Let me thank once again our guests. Let me thank members of the
council for your loyalty and stalwart participation, members of
the public for joining us. Safe travel and godspeed. We'll see you
PROF. GEORGE: Could I just take one moment before
we break to fulfill a promise to President Didier Sicard of the
French Bioethics Council?
CHAIRMAN KASS: Please.
PROF. GEORGE: Yes. I was received very graciously
representing the council and the United States at the 20th anniversary
of the Comite Consultatif National d'Ethique, the French Bioethics
Council.
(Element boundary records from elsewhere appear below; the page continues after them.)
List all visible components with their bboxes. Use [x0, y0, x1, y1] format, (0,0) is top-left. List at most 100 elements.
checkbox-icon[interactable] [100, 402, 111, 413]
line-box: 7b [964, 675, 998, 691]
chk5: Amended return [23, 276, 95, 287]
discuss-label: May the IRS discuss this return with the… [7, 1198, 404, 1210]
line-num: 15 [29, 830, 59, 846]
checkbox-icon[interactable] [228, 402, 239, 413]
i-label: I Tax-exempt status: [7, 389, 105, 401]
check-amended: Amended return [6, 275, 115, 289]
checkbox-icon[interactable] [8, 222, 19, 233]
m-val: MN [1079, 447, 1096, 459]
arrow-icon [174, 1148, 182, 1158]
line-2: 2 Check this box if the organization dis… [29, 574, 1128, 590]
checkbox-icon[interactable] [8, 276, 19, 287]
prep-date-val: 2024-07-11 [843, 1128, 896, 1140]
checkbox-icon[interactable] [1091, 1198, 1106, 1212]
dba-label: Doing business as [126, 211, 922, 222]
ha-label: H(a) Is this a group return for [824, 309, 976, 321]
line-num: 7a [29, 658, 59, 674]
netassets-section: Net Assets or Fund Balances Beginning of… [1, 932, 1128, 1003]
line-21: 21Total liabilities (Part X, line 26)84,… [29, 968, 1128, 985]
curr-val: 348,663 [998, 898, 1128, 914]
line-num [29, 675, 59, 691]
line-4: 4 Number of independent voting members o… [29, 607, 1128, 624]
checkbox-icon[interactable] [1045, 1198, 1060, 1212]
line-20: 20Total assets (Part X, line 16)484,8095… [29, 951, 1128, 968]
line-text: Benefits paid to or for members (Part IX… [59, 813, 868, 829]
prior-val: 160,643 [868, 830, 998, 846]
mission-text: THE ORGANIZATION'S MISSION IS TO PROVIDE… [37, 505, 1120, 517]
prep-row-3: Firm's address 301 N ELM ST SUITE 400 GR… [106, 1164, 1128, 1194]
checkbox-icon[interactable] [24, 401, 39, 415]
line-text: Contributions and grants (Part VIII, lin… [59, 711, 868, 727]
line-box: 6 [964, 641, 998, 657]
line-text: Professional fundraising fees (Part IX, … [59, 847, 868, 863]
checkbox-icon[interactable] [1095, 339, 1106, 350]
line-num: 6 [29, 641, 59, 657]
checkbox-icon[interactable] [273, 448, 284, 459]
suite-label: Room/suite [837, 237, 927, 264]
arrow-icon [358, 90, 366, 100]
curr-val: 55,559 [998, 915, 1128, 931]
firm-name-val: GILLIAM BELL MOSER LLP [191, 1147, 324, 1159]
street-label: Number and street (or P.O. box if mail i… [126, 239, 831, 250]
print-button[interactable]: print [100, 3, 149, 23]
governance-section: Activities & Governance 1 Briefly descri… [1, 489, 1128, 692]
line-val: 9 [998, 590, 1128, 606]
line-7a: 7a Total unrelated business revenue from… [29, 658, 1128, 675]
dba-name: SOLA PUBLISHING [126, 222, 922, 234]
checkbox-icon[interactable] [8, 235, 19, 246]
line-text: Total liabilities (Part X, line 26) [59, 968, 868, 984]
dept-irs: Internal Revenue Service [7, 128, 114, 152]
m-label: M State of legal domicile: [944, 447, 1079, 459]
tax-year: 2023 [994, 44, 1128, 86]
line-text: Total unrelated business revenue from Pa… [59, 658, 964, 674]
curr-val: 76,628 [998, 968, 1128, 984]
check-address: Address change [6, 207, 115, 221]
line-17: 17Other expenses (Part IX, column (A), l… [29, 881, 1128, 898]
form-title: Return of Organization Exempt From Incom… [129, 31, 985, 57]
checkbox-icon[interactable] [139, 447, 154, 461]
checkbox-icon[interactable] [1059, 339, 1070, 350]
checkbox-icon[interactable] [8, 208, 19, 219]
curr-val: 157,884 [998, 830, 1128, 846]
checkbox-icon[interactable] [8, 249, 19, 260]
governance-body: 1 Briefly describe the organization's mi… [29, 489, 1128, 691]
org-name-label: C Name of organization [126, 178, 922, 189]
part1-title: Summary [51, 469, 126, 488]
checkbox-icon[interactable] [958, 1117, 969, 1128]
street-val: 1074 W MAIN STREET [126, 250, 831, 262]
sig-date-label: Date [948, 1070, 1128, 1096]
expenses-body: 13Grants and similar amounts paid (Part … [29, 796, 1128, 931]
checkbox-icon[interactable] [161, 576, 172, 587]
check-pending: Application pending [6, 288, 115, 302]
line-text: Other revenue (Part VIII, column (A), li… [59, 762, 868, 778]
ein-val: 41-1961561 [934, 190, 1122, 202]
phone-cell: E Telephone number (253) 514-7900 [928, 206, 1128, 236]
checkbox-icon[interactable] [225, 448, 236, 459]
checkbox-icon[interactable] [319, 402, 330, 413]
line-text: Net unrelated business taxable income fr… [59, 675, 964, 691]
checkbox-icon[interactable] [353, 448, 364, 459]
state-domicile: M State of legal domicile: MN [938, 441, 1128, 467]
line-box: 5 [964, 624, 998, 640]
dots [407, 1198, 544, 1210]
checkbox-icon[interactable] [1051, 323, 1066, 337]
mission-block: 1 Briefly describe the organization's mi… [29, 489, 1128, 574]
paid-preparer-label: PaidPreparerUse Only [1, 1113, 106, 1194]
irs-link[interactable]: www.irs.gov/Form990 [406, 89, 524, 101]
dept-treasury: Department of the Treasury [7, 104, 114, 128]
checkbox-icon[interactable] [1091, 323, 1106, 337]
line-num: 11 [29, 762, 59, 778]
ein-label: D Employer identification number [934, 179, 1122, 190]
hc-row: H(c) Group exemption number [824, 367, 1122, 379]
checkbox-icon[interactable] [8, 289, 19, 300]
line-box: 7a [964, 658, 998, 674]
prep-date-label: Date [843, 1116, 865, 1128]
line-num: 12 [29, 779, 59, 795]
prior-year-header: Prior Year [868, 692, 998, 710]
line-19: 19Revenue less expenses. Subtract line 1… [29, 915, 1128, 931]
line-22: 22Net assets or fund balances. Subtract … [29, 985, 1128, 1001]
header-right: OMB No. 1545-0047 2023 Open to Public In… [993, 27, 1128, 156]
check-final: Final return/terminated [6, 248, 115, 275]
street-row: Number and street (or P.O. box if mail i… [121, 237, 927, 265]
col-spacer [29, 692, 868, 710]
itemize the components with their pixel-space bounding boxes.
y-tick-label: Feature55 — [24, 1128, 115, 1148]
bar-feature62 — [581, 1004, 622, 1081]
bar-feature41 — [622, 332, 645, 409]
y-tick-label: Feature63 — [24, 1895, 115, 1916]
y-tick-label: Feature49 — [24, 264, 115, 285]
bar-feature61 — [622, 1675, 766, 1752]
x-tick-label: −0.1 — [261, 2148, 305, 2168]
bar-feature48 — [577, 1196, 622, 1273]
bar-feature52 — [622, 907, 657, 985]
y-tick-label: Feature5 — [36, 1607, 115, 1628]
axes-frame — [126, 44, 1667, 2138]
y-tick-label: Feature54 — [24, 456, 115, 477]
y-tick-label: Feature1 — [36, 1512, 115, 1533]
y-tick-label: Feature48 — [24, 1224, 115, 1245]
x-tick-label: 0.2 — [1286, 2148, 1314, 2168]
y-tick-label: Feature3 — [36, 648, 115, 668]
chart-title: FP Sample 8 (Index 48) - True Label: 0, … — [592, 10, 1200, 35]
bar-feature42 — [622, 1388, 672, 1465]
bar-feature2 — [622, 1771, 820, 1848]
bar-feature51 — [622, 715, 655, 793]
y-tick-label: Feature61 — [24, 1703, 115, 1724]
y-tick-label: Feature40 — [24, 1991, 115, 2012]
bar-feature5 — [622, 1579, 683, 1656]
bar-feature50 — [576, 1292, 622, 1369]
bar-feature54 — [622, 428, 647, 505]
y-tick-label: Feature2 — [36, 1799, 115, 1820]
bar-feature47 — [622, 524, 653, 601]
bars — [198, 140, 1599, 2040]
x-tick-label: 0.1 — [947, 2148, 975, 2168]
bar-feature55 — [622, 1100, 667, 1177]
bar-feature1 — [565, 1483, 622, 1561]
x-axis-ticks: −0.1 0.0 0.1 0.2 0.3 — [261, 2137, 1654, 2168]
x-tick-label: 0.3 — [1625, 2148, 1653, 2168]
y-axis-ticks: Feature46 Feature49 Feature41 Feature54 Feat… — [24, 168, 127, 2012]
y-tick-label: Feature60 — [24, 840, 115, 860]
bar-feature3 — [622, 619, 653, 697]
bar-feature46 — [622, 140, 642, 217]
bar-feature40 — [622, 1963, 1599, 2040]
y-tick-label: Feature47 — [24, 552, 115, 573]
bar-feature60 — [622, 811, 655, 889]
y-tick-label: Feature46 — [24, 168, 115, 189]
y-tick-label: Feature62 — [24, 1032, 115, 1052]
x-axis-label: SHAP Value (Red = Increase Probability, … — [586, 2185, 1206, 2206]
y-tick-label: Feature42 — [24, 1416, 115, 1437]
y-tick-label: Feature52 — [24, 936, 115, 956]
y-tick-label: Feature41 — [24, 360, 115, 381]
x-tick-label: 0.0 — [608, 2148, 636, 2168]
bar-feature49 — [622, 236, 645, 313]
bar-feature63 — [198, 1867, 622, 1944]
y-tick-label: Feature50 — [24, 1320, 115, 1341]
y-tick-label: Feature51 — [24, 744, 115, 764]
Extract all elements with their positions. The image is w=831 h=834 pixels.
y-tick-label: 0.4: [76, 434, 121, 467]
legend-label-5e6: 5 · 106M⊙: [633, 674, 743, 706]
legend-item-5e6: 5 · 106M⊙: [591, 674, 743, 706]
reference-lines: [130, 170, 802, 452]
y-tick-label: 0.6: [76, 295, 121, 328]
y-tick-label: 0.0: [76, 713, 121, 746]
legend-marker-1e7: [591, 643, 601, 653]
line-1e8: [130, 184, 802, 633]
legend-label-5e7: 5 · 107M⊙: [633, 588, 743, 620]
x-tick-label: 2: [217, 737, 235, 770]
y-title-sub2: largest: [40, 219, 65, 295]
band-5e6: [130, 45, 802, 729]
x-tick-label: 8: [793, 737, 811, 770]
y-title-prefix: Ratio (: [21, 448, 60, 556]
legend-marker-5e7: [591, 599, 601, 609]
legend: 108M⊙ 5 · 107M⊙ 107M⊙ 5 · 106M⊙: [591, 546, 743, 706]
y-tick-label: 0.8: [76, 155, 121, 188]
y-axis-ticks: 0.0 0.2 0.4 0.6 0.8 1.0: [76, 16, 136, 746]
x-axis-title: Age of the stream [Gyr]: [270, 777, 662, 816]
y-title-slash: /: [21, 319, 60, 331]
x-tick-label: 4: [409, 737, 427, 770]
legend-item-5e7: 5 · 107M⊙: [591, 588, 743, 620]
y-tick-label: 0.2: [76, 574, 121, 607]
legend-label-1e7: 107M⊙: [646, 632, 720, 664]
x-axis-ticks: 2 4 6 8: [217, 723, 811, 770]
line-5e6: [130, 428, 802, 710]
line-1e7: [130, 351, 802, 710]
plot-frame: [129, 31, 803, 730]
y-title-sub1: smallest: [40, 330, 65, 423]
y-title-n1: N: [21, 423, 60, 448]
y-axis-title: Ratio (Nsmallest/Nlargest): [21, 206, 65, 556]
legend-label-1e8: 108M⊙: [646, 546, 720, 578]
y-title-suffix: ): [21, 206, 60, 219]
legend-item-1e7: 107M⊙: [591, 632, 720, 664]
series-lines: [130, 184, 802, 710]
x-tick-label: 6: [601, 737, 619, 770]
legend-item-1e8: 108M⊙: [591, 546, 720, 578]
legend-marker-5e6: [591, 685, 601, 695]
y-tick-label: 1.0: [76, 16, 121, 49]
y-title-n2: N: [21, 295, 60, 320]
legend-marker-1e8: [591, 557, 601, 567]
President Sicard asked me, in particular, to convey regards
and compliments to Chairman Kass and to the council.
He and a number of other representatives who were there representing
various nations from Japan to Luxembourg indicated that they had
read with considerable interest our report on human cloning, and
we were congratulated consistently by people for the thoroughness
of the report and for its analytic rigor.
And people in particular noted that this was true across the range
or spectrum of opinions represented on the report.
I did get the — I hope I'm not deceiving myself — but I did
get the very clear sense that this was not simply polite talk or
There was a certain amount of diplomatic nicety going on in other
regards, I think, pertaining to my being there at this time as a
representative of the United States, but with regard to the compliments
that were paid to the cloning report, as I say, my impression was
that they were very sincere.
So it really is a pleasure for me to fulfill this promise to President
Sicard and to convey compliments and regards to the council and
to Chairman Kass.
CHAIRMAN KASS: Thank you.
The meeting is adjourned.
(Whereupon, 12:06 p.m., the meeting in the
above-entitled matter was adjourned.)